Hodges goes on to say that for a Skolem theory $T$, and $A$ a model of $T$ and $X$ a subset of $A$, if the skolem hull $B:=\langle X\rangle_A$ is nonempty, then it is an elementary substructure of $A$. He proves this by invoking the Tarski-Vaught Criterion for elementary substructures. In particular, if $\phi(\bar{x}, y)$ is a $\scr{L}$-formula and $\bar{a}$ is a tuple from $B$ with $A\models \exists y \phi(\bar{a}, y)$, then $A\models \phi(\bar{a}, t(\bar{a}))$ for the appropriate term $t$. But $t^A(\bar{a})\in B$ as $B$ is closed under the functions, and he concludes that $B$ satisfies the Tarski-Vaught Criterion and so $B\preceq A$.

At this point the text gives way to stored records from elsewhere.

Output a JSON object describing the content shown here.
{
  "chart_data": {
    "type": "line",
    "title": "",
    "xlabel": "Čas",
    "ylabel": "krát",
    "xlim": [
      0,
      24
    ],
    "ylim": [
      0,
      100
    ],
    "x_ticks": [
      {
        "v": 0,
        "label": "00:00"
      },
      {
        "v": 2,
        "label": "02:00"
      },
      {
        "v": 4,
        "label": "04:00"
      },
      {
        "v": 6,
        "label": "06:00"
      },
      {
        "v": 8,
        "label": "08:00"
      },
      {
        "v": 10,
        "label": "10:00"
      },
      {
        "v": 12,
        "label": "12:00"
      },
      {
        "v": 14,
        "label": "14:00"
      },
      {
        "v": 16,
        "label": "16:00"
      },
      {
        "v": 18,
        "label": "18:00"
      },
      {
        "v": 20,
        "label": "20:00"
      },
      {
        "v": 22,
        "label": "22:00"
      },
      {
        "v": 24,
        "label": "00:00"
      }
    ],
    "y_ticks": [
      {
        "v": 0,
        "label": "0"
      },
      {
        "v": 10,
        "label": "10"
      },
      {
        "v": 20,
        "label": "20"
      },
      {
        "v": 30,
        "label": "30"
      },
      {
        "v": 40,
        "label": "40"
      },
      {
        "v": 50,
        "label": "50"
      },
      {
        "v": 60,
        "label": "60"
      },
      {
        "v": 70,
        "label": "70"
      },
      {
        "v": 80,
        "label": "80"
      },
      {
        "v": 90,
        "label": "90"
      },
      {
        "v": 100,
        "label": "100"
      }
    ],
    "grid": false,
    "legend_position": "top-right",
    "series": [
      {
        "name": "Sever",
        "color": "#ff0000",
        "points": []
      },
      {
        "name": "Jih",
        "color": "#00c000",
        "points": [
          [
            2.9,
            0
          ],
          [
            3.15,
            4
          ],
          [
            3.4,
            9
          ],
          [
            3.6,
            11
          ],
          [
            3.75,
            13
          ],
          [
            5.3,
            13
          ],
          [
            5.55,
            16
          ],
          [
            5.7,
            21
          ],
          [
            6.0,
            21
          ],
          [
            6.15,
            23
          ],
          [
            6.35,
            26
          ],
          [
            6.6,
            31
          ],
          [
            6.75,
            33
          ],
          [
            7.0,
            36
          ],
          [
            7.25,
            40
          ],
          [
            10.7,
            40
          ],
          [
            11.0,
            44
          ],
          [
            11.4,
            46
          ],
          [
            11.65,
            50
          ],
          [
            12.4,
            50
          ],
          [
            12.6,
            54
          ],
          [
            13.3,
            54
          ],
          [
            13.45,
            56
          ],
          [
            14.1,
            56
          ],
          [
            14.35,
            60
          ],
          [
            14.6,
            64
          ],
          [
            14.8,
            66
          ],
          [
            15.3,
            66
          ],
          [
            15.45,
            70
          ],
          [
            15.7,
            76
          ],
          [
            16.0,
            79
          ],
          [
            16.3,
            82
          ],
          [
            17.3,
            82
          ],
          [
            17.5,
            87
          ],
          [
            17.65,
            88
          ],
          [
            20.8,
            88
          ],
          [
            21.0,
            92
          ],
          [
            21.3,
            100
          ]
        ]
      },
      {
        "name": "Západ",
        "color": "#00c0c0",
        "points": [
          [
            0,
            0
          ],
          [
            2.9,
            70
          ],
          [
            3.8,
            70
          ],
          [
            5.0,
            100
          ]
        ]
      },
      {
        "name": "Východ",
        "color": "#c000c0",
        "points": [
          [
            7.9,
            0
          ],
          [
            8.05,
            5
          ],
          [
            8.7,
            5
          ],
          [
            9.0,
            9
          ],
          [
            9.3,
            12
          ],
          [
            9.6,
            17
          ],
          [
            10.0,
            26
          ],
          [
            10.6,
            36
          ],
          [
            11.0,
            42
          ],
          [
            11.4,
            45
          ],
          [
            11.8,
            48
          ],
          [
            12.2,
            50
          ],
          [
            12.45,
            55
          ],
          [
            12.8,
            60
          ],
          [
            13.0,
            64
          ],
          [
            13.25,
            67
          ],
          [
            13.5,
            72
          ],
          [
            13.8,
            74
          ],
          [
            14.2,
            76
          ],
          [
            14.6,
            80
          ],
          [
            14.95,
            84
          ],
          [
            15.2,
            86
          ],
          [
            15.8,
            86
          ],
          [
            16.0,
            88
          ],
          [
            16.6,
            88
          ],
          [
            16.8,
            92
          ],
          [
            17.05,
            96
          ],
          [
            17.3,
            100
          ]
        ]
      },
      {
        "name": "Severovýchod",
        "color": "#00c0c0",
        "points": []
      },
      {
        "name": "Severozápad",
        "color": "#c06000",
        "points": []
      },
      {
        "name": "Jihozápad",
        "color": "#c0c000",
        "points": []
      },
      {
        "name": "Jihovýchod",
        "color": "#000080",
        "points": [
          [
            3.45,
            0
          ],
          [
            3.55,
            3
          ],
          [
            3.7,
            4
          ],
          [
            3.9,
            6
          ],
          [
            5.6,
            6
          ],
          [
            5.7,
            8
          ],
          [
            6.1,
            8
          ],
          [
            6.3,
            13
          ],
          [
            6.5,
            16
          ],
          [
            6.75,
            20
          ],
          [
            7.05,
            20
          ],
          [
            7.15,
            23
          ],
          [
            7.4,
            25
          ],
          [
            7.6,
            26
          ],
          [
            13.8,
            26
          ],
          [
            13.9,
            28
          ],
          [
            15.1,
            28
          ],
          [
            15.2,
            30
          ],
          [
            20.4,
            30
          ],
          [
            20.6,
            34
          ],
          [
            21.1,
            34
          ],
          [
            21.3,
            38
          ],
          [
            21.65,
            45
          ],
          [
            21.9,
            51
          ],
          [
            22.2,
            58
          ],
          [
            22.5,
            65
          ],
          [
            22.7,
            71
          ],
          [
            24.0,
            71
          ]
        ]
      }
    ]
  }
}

Here is my question, what if $\phi(\bar{x}, y)$ is actually $\phi(y)$? Then $\exists y\phi(y)$ is a sentence and so does not have a Skolem function. So if $A\models \exists y\phi$, how can we guarantee that $B$ possesses a witness to $\exists y\phi$?
My attempt to work around this is to consider the formula $$ \psi(x, y): = \ulcorner \phi(y)\wedge x=x\urcorner. $$ Then $\exists y\phi(y)$ is logically equivalent to $\exists y \psi(x, y)$. As $T$ is a skolem theory, there is a term $t(x)$ such that $$ T\vdash \forall x(\exists y\psi(x, y)\to \psi(x, t(x))). $$ Then for any $a\in B$, $t^A(a)$ will be an element of $B$ witnessing $A\models \exists y\phi$. Is this a correct resolution of my question, or is there something else I am missing? Thanks for the help!